When a Senate Energy Committee staffer asks ChatGPT what BP's safety record looks like in 2026, the answer is downstream of what BP's communications team has architected into the AI engines. Not what the press release said. What the engine retrieved. The AI Communications surface is now part of the regulatory environment, whether the regulator names it that way or not.
Frequently Asked Questions
What was the Minerals Management Service?
A federal agency inside the Department of Interior responsible for offshore oil and gas leasing, regulatory oversight of offshore operations, and royalty collection. MMS was created in 1982 under the Reagan administration and operated until June 2010, when it was dismantled in response to the Deepwater Horizon disaster.
Why was MMS dismantled?
Interior Secretary Ken Salazar signed Secretarial Order 3299 on May 19, 2010 — 29 days into the Deepwater Horizon spill — dismantling MMS into three successor agencies. The structural argument was that the same agency could not simultaneously lease offshore tracts, enforce safety regulations, and collect revenue from operators. The political pressure to act came from the BP crisis communications failure.
What agencies replaced MMS?
Three. The Bureau of Ocean Energy Management (BOEM) handles leasing, environmental review, and resource evaluation. The Bureau of Safety and Environmental Enforcement (BSEE) handles safety, environmental, and enforcement oversight. The Office of Natural Resources Revenue handles royalty collection.
Did BP's communications failure cause the MMS dismantling?
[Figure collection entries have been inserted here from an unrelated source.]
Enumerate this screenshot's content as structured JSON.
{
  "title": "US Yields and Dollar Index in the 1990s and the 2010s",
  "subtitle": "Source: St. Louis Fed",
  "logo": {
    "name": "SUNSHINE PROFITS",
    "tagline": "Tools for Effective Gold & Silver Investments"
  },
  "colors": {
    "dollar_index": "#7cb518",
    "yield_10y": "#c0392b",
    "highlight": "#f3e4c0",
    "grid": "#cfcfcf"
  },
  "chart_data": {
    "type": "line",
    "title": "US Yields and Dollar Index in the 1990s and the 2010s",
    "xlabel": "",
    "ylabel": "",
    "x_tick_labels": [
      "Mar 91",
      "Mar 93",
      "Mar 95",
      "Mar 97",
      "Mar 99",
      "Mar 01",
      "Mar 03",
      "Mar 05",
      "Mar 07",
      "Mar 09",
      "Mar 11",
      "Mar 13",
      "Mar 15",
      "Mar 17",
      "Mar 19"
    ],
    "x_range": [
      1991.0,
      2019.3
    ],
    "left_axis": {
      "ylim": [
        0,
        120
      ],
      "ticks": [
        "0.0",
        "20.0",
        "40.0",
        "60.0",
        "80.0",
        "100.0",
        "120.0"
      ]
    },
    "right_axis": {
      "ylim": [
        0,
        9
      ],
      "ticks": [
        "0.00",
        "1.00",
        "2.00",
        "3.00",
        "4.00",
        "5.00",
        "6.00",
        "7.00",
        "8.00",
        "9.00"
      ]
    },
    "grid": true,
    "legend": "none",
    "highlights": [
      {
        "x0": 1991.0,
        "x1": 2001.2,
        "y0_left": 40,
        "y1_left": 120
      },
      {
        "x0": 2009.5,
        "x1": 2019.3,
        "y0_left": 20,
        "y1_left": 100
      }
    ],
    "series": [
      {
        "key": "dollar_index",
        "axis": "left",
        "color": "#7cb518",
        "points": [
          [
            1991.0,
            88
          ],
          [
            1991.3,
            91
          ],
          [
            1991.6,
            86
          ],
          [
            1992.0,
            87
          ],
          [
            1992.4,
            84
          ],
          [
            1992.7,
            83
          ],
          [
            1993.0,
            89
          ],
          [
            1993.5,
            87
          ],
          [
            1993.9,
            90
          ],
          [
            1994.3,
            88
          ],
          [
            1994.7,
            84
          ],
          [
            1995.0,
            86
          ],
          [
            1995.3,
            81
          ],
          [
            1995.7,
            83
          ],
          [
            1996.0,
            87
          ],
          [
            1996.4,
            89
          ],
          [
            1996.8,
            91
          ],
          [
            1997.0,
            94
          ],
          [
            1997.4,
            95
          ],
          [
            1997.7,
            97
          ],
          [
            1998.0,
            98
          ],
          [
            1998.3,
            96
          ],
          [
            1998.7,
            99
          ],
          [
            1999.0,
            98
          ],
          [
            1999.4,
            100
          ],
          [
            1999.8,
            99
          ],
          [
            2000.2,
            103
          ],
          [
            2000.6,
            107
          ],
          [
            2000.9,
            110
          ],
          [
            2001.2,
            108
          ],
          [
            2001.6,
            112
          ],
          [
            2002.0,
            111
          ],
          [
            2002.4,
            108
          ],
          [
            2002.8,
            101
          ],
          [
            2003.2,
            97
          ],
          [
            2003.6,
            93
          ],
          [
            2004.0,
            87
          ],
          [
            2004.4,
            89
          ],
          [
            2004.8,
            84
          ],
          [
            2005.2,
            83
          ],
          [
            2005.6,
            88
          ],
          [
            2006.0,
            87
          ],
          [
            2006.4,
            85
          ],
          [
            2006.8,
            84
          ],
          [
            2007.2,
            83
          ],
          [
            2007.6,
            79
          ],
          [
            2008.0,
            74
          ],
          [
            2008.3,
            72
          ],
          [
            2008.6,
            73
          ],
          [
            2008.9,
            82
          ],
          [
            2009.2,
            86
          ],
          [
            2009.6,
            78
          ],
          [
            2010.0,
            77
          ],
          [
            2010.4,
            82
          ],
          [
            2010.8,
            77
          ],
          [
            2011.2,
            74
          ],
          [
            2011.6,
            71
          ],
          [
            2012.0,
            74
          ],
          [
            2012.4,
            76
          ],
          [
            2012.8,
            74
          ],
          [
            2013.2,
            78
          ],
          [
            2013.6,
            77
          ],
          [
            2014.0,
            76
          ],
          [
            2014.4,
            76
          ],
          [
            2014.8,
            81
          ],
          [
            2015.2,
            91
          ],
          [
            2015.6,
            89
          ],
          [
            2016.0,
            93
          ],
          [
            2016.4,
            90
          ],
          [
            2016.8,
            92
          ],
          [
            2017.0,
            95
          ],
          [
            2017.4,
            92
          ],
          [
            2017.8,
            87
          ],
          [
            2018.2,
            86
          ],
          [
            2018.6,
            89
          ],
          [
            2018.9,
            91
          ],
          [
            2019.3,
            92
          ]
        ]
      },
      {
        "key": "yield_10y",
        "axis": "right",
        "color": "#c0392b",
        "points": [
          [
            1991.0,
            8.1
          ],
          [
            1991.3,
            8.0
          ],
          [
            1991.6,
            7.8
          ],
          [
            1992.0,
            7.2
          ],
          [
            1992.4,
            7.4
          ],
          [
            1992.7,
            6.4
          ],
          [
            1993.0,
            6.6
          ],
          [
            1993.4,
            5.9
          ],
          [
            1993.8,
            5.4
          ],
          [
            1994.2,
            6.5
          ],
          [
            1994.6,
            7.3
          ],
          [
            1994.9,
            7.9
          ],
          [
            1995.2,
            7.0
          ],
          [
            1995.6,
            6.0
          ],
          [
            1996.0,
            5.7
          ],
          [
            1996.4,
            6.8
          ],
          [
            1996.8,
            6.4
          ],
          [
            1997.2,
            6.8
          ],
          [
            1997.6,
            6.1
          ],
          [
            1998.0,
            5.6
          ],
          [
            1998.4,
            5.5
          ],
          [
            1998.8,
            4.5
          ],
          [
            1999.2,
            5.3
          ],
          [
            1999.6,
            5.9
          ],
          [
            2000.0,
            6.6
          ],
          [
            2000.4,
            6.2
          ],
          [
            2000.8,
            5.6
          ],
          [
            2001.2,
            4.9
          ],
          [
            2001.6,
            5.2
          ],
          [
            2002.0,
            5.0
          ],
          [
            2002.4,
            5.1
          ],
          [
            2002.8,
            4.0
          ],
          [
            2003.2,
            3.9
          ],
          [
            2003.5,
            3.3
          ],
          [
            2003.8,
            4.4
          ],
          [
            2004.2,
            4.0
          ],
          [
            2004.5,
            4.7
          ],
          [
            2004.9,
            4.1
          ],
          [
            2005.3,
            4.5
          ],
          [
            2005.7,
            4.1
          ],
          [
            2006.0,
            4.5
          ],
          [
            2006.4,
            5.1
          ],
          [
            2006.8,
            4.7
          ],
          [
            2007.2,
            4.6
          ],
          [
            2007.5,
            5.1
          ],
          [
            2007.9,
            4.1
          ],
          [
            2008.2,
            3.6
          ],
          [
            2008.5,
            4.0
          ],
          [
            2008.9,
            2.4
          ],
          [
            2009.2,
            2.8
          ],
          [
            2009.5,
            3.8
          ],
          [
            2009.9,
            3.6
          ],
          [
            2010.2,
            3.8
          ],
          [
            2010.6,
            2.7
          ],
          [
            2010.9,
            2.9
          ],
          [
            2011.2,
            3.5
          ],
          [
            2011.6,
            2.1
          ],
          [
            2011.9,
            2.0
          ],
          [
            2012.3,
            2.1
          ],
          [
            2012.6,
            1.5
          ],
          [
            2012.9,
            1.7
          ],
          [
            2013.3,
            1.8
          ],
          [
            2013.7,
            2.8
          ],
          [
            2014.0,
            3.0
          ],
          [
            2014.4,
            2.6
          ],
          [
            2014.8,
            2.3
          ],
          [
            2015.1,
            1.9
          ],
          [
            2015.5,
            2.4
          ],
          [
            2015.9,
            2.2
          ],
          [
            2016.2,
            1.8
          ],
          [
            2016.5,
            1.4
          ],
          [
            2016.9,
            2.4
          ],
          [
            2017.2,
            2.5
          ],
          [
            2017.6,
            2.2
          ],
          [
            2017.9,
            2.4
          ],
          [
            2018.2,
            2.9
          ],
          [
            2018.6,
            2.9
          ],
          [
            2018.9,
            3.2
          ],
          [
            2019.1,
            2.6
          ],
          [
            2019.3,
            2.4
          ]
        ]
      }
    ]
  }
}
The capture problems at MMS pre-dated April 20, 2010, and the Obama administration had announced reform intentions in 2009. BP's communications failure during Deepwater Horizon converted a multi-year reform timeline into a four-week Secretarial Order. The reform would likely have moved without BP. The speed and structure of the reform were downstream of BP.
What is the broader lesson for corporate communications?
Corporate crisis communications failures can damage the regulatory framework the company operates inside. The communications team's responsibility extends past the company's reputation to the survival of the regulator the company depends on. The principle now operates as standard public affairs doctrine across regulated industries.